Bei Beamten können Überstunden auch durch Freizeitausgleich ausgeglichen werden. Dies zeigt ein Urteil des Verwaltungsgerichts Berlin (Aktenzeichen VG 26 K 58.14 ), wonach ein Polizeibeamter für seine Überstunden nach dem Landesbeamtengesetz einen Anspruch auf Dienstbefreiung hat.

Daneben gibt es bei Beamten für Mehrarbeit die Möglichkeit einer zusätzlichen Vergütung. Dies gilt allerdings nicht im Fall einer Lehrerin, die an einer einwöchigen Klassenfahrt teilnimmt, entschied das Verwaltungsgericht Karlsruhe (Aktenzeichen 13 K 13256/17). Das Besoldungsrecht sieht für die Teilnahme an der Studienfahrt keine Mehrarbeits- oder eine anderweitige zusätzliche Vergütung vor.
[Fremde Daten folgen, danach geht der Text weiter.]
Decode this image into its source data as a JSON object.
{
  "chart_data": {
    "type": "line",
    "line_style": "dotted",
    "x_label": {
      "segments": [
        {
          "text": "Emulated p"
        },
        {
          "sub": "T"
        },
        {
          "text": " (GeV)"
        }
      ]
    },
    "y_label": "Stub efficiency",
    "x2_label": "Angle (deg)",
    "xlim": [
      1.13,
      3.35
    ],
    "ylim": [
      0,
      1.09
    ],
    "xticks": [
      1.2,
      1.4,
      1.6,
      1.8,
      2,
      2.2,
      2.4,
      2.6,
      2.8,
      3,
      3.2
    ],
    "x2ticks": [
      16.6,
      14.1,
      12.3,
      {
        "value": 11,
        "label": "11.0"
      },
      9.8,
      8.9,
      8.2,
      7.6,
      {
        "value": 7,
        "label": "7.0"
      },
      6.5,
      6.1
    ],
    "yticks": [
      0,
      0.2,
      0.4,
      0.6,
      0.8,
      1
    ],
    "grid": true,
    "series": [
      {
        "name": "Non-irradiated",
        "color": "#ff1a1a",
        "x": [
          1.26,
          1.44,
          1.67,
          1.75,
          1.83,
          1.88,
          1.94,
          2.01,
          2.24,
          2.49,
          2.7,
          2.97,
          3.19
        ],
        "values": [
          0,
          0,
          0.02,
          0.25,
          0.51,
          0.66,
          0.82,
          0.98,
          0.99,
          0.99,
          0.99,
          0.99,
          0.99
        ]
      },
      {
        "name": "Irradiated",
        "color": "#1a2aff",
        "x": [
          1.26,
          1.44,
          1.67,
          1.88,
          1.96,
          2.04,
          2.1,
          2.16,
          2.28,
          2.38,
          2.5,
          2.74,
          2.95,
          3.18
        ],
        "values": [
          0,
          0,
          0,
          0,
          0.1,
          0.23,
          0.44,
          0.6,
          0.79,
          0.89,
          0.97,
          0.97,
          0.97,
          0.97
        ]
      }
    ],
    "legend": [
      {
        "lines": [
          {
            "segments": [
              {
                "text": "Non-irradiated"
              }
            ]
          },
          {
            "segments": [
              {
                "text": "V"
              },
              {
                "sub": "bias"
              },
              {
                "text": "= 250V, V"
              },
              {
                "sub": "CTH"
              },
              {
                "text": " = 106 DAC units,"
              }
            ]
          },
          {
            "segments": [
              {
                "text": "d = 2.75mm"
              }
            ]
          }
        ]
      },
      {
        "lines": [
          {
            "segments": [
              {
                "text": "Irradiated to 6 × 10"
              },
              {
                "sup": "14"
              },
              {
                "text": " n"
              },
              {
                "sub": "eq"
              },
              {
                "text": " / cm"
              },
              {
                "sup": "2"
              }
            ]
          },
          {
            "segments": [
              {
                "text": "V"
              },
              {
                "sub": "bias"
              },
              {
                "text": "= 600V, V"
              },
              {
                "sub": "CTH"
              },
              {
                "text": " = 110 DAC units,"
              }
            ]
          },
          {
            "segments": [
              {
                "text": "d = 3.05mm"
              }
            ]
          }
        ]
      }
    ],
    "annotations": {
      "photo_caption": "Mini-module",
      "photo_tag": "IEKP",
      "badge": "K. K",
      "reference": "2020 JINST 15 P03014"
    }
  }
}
Diese gibt es für Lehrer beispielsweise, wenn sie überobligatorisch Unterrichtsstunden leisten.

Kann der Anspruch auf Vergütung der Überstunden verjähren?


Ansprüche auf Zahlung von Überstunden können verjähren. So entschied das Oberverwaltungsgericht Berlin-Brandenburg (Aktenzeichen 4 B 20.16) im Fall von Überstunden von Berliner Feuerwehrleuten aus dem Jahr 2004, dass diese Ansprüche mit Ablauf den 31.12.2007 verjährt sind und daher nicht finanziell ausgeglichen werden müssen.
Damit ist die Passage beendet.